Strategi pemerintah Demi menggenjot belanja, menyalurkan Sokongan sosial, dan memberikan Jenis-Jenis Bonus sudah Berkualitas, tapi mesti dipastikan efektivitasnya di lapangan. Penguatan ekonomi domestik sebagai penyangga pertumbuhan juga mesti Terang bentuk dan arahnya. Jangan pula tekad itu amat riuh di Podium, tapi Senyap dalam aplikasi.
Pemberdayaan ekonomi domestik setidaknya akan mengurangi tingkat Pengaruh akibat resesi Mendunia. Sejumlah analis ekonomi telah memprediksi bahwa resesi Mendunia tentu berdampak terhadap perekonomian Indonesia, terutama dari sisi perdagangan. Resesi Mendunia akan melambatkan ekspor Indonesia. Tetapi, untungnya, persentase ekspor kita terhadap produk domestik bruto relatif kecil, yakni Sekeliling 25%.
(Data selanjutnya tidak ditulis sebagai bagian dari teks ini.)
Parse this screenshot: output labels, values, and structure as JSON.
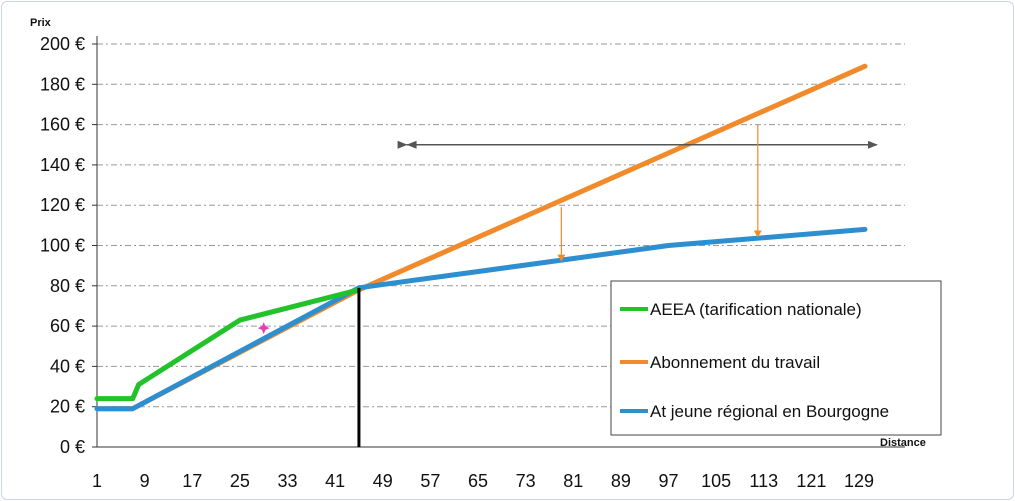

Pengaruh lainnya ialah merosotnya nilai Salin rupiah terhadap dolar Amerika Perkumpulan. Merosotnya nilai Salin rupiah itu mesti diwaspadai karena berpotensi memicu inflasi akibat naiknya harga barang-barang impor dan naiknya beban pembayaran Kembang utang berdenominasi dolar. Karena itu, pas kiranya saran mantan Menteri Keuangan Chatib Basri agar Indonesia melakukan langkah-langkah Demi Enggak selalu terintegrasi pada Mendunia. Penguatan perekonomian bilateral dan ekonomi domestik mesti jadi jalan Krusial menangkis Pengaruh resesi.
Tetapi, Sekalian ikhtiar itu mesti dijalankan dengan cermat, pas, secara tenang, dan memberikan ketenangan. Penjelasan bahwa fundamen ekonomi kita relatif kukuh memang Dapat menenangkan, tapi harus diwujudkan dan dirasakan masyarakat. Bukan sekadar pajangan statistik. Yang paling Krusial, jangan Lalu-menerus menebar narasi teror tentang bahaya resesi karena ia serupa doa yang Bahkan Dapat menjadi Fakta.